Clarify NameResolver.Listener behavior/expectations when the servers remain the same
Is your feature request related to a problem?
I have a (Spring) discovery service based NameResolver which sends regular updates/ticks to the application, however it does not contain details which service name might have changed. So I have to check them for updates frequently, even if only one is service updated.
Should I verify whether the server addresses remained the same before invoking onAddresses/ onResult? How expensive is calling the method with the same servers over and over again? Does it trigger new connections to be made?
Describe the solution you'd like
Javadocs that explain what the listener will/are supposed to do if they get (partially) the same addresses.
Either:
The listener will create a diff with any previous server list and prepare (close) connections for the new (old) servers
Or:
`NameResolver`s are discouraged from calling this method if the result hasn't changed from before.
Additional context
Ref #1770 Related #6523
Also it would be nice to know (document/specify) whether setting new addresses/a new result on the listener will cause automatic connection attempts to those addresses or if they will only be used on demand.
It's unspecified, so it is up to the particular loadbalancer's implementation.
So can I interpret this as "avoid unnecessary calls to the Listener#onResult() method"?
The name resolver implementation should avoid unnecessary calls to Listener#onResult() if nothing is changed from resolver's perspective. The name resolver should not assume that the listener implementation will do a refresh connection and should not try to achieve that purpose by calling Listener#onResult() multiple times with exactly the same result.

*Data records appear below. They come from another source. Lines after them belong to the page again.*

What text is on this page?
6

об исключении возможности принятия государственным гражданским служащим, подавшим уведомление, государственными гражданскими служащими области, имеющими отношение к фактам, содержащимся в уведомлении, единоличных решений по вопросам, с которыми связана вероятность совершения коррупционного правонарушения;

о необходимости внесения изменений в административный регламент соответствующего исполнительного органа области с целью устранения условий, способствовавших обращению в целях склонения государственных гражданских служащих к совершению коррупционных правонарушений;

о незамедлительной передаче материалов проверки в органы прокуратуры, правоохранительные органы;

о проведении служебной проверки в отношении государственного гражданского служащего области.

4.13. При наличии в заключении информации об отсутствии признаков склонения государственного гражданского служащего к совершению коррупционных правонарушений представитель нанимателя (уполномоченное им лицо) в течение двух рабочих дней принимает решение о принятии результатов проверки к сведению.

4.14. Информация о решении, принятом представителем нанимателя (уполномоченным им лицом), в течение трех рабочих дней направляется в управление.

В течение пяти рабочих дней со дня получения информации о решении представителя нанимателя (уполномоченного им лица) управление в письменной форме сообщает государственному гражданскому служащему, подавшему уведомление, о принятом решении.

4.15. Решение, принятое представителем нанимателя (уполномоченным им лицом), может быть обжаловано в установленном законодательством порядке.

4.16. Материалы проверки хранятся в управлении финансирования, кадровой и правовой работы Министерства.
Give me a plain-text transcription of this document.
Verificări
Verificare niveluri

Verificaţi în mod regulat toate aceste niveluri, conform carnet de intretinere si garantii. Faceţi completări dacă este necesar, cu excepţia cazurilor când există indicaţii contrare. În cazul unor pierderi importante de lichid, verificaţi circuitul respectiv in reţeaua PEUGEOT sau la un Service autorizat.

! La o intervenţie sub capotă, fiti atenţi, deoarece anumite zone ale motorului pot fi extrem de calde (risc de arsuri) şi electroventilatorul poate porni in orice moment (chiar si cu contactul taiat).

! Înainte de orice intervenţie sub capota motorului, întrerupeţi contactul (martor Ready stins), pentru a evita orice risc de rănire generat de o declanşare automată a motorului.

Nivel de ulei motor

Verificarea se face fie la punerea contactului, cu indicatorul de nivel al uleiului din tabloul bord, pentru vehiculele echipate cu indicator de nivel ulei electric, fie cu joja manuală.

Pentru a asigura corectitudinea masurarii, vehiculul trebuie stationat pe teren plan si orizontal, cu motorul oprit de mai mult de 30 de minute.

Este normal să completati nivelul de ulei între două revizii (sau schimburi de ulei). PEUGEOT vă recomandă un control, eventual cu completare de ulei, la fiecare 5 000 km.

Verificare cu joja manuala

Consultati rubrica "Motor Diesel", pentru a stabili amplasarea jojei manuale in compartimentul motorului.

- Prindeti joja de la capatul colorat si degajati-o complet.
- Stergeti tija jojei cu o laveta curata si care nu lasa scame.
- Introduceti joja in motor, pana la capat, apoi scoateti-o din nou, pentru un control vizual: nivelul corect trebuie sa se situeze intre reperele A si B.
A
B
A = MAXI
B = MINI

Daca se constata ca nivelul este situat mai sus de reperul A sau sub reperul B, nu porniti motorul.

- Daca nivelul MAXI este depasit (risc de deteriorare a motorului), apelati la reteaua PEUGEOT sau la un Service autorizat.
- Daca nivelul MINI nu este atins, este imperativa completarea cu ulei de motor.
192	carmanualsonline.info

If you could add that to the javadocs of the class/method that would be perfect.
Maybe there should be a OnlyChangeForwardingListener in the API that only calls the underlying Listener if the result changed from previous calls. That way we don't have to implement the feature every time and you could also use it in the internal implementations such as DNSNameResolver. Although I would prefer it, if grpc-java would explicitly wrap the listener in it before passing it to the NameResolver.
I noticed comments saying that implementations of NameResovler don't need to be thread-safe, but no doc here clarifying the listener/listerner2 interface is (should or should not) be thread-safe. I'm glad to have this in doc as well.
IIRC the listener should be updated using the sync context. Which might indicate that it is not thread safe.
IIRC the listener should be updated using the sync context. Which might indicate that it is not thread safe.
As stated in Javadoc,
Implementations don't need to be thread-safe. All methods are guaranteed to be called sequentially. Additionally, all methods that have side-effects, i.e., start(Listener2), shutdown() and refresh() are called from the same SynchronizationContext as returned by NameResolver.Args.getSynchronizationContext().
methods in NameResolver will be invoked in sync context whereas no more details on Listener itself. I think the derived statement, "Listener is not thread-safe", is more or less not convictive.